Not to say that there're situations where I was put in less than ideal positions for no apparent reason, there were points in my life where I wasn't that good of a person in the same manner as aforementioned moments: "just because". Even if those are just pity stuff that don't matter in grand scheme of things, I'm still not proud of it and I accept that. I've often found myself arriving at the conclusion where I felt I had to completely distance myself from negative aspects of oneself and dedicate myself solely to positivity in order for everything to get better. Now I realize that ideas like that are ultimately foolish. Nothing is perfect, and sometimes it's best to just accept your flaws and learn how to live with them. In other words, I should just achieve an inner peace with myself. In perfect balance.
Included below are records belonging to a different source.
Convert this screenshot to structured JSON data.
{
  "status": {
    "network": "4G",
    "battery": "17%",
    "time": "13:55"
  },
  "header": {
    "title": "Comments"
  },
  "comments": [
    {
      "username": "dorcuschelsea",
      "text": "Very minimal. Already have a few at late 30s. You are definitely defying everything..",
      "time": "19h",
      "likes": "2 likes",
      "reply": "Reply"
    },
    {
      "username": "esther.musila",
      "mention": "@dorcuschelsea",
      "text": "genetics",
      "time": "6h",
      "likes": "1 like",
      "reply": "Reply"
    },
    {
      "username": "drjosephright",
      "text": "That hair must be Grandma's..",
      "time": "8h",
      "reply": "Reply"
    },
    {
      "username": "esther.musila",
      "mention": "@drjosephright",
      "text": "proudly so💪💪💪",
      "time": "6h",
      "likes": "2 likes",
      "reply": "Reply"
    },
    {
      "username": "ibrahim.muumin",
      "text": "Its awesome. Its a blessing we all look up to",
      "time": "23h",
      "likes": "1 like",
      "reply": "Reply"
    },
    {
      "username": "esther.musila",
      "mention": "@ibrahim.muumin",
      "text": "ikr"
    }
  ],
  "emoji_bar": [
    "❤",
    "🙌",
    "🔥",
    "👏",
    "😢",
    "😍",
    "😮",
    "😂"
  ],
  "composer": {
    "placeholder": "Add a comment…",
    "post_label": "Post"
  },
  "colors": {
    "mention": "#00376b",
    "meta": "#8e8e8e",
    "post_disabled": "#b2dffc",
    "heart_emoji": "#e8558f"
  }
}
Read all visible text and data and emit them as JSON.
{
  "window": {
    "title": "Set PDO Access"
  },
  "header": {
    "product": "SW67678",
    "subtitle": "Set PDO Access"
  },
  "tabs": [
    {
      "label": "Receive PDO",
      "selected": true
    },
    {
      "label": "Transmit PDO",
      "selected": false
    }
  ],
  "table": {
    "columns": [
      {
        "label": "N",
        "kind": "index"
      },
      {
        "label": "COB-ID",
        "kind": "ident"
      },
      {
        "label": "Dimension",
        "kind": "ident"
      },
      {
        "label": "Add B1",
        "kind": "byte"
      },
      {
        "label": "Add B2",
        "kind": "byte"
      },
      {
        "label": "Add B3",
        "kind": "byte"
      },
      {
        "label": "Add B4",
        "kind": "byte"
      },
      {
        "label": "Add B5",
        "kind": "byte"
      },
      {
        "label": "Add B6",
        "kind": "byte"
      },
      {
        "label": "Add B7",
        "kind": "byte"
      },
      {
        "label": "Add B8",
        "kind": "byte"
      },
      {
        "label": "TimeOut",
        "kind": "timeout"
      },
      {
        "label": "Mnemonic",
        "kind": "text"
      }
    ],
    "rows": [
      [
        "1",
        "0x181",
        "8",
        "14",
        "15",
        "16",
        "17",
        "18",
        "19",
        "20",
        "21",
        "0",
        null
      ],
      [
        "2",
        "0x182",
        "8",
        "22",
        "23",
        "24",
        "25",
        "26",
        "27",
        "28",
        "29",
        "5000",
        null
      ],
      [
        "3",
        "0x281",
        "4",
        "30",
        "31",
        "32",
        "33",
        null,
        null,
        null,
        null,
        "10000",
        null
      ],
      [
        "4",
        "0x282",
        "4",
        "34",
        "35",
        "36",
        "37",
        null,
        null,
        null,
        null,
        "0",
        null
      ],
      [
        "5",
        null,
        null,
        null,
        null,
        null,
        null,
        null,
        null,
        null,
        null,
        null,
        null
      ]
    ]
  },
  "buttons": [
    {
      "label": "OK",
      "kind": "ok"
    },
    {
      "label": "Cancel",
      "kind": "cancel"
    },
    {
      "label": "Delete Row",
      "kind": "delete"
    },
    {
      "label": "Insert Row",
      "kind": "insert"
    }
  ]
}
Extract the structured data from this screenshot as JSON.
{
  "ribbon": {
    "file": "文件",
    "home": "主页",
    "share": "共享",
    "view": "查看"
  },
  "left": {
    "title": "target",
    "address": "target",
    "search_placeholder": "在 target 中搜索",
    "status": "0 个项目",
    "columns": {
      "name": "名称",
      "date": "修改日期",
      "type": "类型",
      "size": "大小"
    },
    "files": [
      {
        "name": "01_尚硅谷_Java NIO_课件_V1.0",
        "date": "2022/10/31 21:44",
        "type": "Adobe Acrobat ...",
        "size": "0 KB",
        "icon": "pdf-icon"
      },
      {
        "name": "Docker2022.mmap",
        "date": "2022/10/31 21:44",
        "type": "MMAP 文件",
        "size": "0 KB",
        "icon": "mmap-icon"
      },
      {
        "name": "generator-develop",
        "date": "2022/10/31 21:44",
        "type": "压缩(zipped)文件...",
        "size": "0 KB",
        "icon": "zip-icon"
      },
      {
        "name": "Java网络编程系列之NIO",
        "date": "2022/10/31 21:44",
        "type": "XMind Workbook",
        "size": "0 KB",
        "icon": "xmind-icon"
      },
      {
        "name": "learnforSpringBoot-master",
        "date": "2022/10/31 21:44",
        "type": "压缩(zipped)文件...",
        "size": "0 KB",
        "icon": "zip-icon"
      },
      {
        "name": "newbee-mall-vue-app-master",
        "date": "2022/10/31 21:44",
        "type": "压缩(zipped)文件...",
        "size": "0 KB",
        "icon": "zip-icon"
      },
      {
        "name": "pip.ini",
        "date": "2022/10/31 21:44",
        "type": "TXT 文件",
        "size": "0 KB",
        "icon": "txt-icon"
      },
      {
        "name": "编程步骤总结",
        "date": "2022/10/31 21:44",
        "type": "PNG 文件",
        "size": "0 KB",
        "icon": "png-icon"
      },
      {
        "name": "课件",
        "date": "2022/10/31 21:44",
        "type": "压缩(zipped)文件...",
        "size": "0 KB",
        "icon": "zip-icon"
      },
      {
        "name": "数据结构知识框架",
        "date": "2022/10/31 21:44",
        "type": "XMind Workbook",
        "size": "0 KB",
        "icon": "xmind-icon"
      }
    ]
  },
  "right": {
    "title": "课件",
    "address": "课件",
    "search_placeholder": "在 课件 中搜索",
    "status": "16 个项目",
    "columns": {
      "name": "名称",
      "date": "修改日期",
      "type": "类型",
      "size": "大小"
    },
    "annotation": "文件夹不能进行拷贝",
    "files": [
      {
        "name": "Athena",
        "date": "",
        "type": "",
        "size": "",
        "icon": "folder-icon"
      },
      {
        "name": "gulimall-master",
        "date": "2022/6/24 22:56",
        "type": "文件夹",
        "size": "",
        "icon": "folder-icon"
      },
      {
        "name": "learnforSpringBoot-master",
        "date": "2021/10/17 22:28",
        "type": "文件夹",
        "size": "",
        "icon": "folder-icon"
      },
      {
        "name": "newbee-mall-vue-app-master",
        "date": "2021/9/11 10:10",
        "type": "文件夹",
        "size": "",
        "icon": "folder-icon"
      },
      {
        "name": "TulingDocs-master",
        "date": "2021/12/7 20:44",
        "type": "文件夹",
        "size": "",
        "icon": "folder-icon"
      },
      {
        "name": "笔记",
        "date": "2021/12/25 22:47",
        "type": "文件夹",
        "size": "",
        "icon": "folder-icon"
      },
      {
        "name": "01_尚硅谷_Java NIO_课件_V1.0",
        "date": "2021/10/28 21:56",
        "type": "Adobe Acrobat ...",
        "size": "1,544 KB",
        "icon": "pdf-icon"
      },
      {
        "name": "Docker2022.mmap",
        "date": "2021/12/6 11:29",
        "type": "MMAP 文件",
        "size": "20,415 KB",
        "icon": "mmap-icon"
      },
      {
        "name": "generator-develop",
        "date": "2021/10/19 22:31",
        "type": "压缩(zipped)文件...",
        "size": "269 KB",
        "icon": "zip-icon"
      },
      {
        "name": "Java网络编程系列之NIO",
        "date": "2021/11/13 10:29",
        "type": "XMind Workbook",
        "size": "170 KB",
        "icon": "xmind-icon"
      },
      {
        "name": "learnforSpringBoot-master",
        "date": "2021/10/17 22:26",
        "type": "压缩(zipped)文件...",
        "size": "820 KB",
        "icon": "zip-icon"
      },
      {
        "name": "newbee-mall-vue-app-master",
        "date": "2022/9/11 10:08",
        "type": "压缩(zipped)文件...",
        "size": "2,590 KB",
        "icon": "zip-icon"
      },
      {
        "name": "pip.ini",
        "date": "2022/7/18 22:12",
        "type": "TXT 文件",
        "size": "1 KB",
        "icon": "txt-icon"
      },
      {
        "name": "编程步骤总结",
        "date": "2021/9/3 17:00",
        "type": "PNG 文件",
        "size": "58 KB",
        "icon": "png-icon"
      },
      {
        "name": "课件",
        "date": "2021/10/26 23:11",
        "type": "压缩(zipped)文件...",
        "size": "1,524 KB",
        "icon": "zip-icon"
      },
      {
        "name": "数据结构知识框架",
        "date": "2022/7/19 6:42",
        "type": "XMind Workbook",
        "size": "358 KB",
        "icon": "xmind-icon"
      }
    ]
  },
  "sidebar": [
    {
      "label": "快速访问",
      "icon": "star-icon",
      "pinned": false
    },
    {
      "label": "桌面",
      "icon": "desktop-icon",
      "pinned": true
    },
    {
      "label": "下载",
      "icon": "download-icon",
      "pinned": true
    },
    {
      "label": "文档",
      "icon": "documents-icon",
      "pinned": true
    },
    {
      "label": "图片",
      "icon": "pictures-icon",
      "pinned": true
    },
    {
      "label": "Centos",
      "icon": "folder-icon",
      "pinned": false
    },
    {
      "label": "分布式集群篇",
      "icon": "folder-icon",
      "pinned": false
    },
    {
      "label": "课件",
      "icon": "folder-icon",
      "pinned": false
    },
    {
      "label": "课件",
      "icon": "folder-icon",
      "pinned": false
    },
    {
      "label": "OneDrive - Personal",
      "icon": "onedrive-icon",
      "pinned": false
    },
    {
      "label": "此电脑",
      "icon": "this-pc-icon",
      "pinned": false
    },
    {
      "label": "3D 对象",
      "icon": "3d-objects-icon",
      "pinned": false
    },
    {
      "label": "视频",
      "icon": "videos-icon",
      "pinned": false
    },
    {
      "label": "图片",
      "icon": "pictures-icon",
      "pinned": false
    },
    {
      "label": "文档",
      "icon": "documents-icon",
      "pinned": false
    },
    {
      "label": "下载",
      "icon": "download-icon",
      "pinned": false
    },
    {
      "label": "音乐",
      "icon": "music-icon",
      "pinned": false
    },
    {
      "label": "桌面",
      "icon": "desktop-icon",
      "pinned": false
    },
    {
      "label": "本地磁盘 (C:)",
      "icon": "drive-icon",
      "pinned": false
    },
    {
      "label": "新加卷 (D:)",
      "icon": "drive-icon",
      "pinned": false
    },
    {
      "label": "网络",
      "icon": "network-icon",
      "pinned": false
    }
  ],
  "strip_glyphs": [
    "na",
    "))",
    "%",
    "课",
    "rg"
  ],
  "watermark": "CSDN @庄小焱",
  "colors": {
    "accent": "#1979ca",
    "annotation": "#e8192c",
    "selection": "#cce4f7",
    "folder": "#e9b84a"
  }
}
I certainly needed it as my routine is as chaotic as it gets in recent days. My sleep schedule still lays in ruins: should I recover it for a day, everything falls apart in the next one. My dedication to follow a specific daily order coupled with daily job put me in rough position as days move forward. That makes me quite frustrated, which surely doesn't help it. Many people have moments like this (I would assume) and I would suspect that this decline will be replaced by positive progress in the near future. Just need to be persistent, and it's all going to be alright. I also need to look into a little technical annoyance with my current laptop as its power button decided to be more lazy and not react to presses when I need to turn on this wonderful device. I'll figure it out and everything is going to be fine.
My nine-month comfy journey towards Perfection in Stardew Valley is going to be concluded in recent days. I have enough gold to purchase Golden Clock, but want to make sure my farmer won't go completely broke for it. I wanted to ignore Junimo Kart, but my desire to frighten my friends and annoy one of them in particular lead me to beating it twice. While I definitely prefer Journey of the Prairie King out of the two, this minigame is quite entertaining in spite of its at times unforgiving randomness. Still waste my time on Heroes of the Storm and not other games like Ion Fury, DOOM 16, Minecraft or anything different. I need to redirect my focus back towards tying up loose ends.
No idea if I'm actually going to write some posts this January. I have some ideas, but at the same time it's more than likely that the end result would be much more humble in quantity when you compare it to previous years. Nothing set in stone though.